ECLI:NL:RBMNE:2021:3033

Rechtbank Midden-Nederland

Datum uitspraak
28 juni 2021
Publicatiedatum
13 juli 2021
Zaaknummer
UTR 20/4697
Instantie
Rechtbank Midden-Nederland
Type
Uitspraak
Rechtsgebied
Bestuursrecht; Omgevingsrecht
Procedures
  • Eerste aanleg - enkelvoudig
Vindplaatsen
  • Rechtspraak.nl
AI samenvatting door LexboostAutomatisch gegenereerd

Toetsing van de omgevingsvergunning voor de aanleg van een zonnepark in strijd met de Structuurvisie

In deze zaak heeft de rechtbank Midden-Nederland op 28 juni 2021 uitspraak gedaan in een geschil over de omgevingsvergunning voor de aanleg van een zonnepark in de gemeente Zeewolde.

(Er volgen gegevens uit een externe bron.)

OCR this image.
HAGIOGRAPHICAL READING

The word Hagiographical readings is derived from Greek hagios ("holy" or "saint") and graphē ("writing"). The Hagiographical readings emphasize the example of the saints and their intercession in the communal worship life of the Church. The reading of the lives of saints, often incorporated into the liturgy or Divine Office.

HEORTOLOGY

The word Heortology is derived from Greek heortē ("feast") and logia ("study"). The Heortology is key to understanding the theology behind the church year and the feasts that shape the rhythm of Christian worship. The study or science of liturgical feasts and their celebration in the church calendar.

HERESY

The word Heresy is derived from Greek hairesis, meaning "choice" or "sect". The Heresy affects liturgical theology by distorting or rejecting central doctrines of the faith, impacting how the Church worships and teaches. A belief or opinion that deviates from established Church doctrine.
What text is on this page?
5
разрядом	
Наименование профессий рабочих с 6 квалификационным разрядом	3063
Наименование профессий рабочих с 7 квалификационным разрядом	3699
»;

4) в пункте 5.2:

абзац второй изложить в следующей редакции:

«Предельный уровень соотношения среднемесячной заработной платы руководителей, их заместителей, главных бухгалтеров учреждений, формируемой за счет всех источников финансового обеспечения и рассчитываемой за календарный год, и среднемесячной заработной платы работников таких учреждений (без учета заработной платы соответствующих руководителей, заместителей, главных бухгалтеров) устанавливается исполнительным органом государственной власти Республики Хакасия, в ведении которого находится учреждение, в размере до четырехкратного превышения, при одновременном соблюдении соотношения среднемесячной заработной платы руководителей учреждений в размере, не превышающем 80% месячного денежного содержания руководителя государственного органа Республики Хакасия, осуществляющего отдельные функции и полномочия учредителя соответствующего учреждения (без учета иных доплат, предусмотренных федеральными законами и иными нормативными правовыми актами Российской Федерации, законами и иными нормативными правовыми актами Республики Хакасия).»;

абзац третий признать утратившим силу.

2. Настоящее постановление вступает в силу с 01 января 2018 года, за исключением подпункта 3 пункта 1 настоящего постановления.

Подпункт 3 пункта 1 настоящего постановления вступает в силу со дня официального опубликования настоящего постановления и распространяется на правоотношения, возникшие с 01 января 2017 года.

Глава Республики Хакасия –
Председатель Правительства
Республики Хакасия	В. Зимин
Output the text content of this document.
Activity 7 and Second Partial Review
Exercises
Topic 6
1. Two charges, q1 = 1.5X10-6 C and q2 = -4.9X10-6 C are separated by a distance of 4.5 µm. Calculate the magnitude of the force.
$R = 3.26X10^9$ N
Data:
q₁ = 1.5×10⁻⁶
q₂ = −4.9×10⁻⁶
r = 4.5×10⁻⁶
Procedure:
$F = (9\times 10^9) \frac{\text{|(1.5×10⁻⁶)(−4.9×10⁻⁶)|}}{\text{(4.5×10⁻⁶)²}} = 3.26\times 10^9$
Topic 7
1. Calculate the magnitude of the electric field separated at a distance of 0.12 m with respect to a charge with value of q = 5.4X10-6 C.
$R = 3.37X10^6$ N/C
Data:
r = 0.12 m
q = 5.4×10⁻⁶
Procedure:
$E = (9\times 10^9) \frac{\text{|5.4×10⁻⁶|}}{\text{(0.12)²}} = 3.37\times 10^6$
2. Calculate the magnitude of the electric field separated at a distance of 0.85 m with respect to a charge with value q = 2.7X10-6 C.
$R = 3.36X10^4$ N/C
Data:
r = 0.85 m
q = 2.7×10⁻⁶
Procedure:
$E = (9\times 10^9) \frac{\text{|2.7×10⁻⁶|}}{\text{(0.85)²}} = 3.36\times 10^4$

Eiser, eigenaar van een nabijgelegen woning, heeft beroep aangetekend tegen het besluit van het college van burgemeester en wethouders, dat op 17 november 2020 een omgevingsvergunning heeft verleend voor de realisatie van een tijdelijk zonnepark. Eiser betoogde dat de vergunning in strijd was met de Structuurvisie en dat er onvoldoende gelegenheid was voor participatie van omwonenden.

De rechtbank heeft allereerst geoordeeld dat eiser belanghebbend is, omdat hij een zienswijze heeft ingediend. Vervolgens heeft de rechtbank de inhoudelijke argumenten van eiser beoordeeld. Eiser stelde dat het bouwplan in strijd was met de bestemmingsplannen en dat er een verklaring van geen bedenkingen had moeten worden gevraagd. De rechtbank oordeelde dat het college in redelijkheid had kunnen besluiten dat de aanvraag niet in strijd was met de Structuurvisie, omdat de gemeenteraad in een eerder besluit had bepaald dat zonneparken op agrarische grond toegestaan zijn, mits er een maximum oppervlak wordt gerespecteerd.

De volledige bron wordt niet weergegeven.